Let’s take a simple example: if you see pipeline failures, you usually type in the same few prompts to analyze the problem, then to ask for the fix, and then to ask for a PR, and then to kick off new deployment. Those prompts can become part of a new loop that watches the pipeline, fixes problems, and redeploys, all by itself.

Note that most cases of loops will be far more difficult than this example, and will take a lot of time and tokens to test and optimize. For example, in many cases, the exit condition of the loop cannot be achieved because it is too vague, or because the agent gets stuck repeating strategies that will not work. Or the context window becomes filled up with so much history from failed attempts that it gets lost. Or some tool is needed that the agent does not have access to. Think of all of the times you were in a long debugging session with an agent that went nowhere. That is what can happen in loop engineering efforts.

But eventually, if you had sophisticated loops set up around the tools and people you have now, you’d have a huge roller coaster that would get you from a feature request all the way to a deployment.

Software developers would own that roller coaster and be responsible for its maintenance, failures, and improvements. This process of developing software is what Boris Cherney is describing when he works on Claude Code.

Now that you understand these ideas, you can see how a “dark software factory” could be constructed. If you had the skills to organize your entire product development processes around these iterations, and if you had components that were designed to participate in them, and if you had lots of very detailed specifications, and if you knew where the humans needed to be, you could generate huge amounts of software relatively quickly. (Yes that’s a lot of ‘ifs’ and a lot of tokens. And it is also why software factories require enormous, up-front investments.)

What should enterprises be doing about this now?

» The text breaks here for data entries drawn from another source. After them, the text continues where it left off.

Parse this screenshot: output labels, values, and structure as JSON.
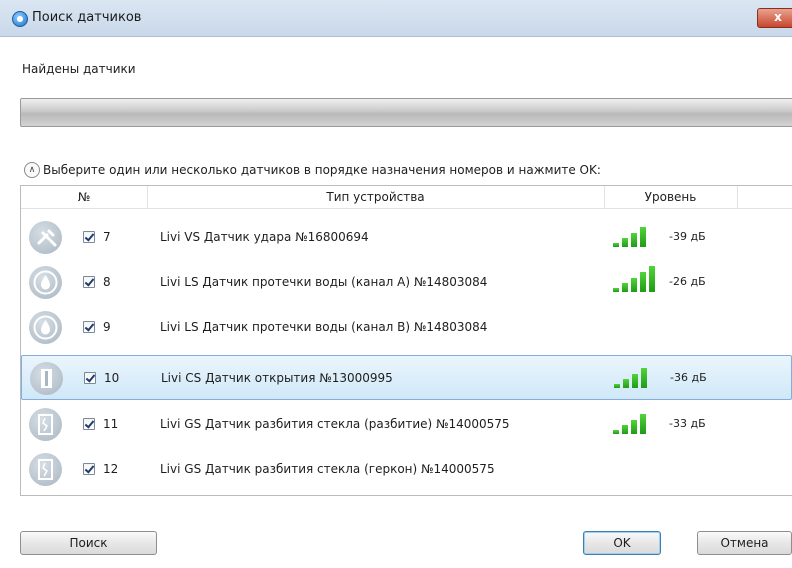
{
  "window": {
    "title": "Поиск датчиков",
    "close_symbol": "x"
  },
  "found_label": "Найдены датчики",
  "progress": {
    "fraction": 0
  },
  "instruction": "Выберите один или несколько датчиков в порядке назначения номеров и нажмите OK:",
  "table": {
    "headers": {
      "num": "№",
      "type": "Тип устройства",
      "level": "Уровень"
    },
    "rows": [
      {
        "icon": "shock-sensor-icon",
        "checked": true,
        "num": "7",
        "type": "Livi VS Датчик удара №16800694",
        "bars": 4,
        "level": "-39 дБ",
        "selected": false
      },
      {
        "icon": "water-leak-icon",
        "checked": true,
        "num": "8",
        "type": "Livi LS Датчик протечки воды (канал А) №14803084",
        "bars": 5,
        "level": "-26 дБ",
        "selected": false
      },
      {
        "icon": "water-leak-icon",
        "checked": true,
        "num": "9",
        "type": "Livi LS Датчик протечки воды (канал В) №14803084",
        "bars": 0,
        "level": "",
        "selected": false
      },
      {
        "icon": "door-open-icon",
        "checked": true,
        "num": "10",
        "type": "Livi CS Датчик открытия №13000995",
        "bars": 4,
        "level": "-36 дБ",
        "selected": true
      },
      {
        "icon": "glass-break-icon",
        "checked": true,
        "num": "11",
        "type": "Livi GS Датчик разбития стекла (разбитие) №14000575",
        "bars": 4,
        "level": "-33 дБ",
        "selected": false
      },
      {
        "icon": "glass-break-icon",
        "checked": true,
        "num": "12",
        "type": "Livi GS Датчик разбития стекла (геркон) №14000575",
        "bars": 0,
        "level": "",
        "selected": false
      }
    ]
  },
  "buttons": {
    "search": "Поиск",
    "ok": "OK",
    "cancel": "Отмена"
  }
}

The new techniques for loops, which will continue to drive tooling innovation, should increase ambitions in existing agentic development efforts. That project shouldn’t merely be a matter of training developers to use agents more effectively to assist in the traditional software process. It should be an opportunity to imagine what it would look like for a product manager to get a feature into production without making a software developer the sole owner of that effort.

The good news is that loop engineering is built on top of processes and assets that are already part of best practices in agentic development, and are valuable on their own. For example, higher-level automation requires smooth interoperation between enterprise systems. Organizations are already using techniques such as MCP to connect agents to enterprise tooling. These efforts should continue and include more tools. For example, it should be possible for non-developers to trigger agent work using internal chat tools, such as Slack and Microsoft Teams. If a feature is being discussed, it should be possible to tag an agent to go do it, which should be able to produce the pull request without human assistance.

Another example of increasing automation might be in QA. If your existing process results in comments on tickets or new bug tickets, perhaps instead it should also kick off an agent to fix it directly and add a comment of its own about a success or failure.

You should think about all the times when a developer is merely taking direction from a system or person and handing that off to an agent. Can a developer’s process and his or her “definition of done” be put into a skill for an agent to use in a loop?

So keep automating, and look for small, durable loops you can create. Just keep an eye on your model choices and token use. Unlike working at Anthropic or Google, the tokens aren’t free.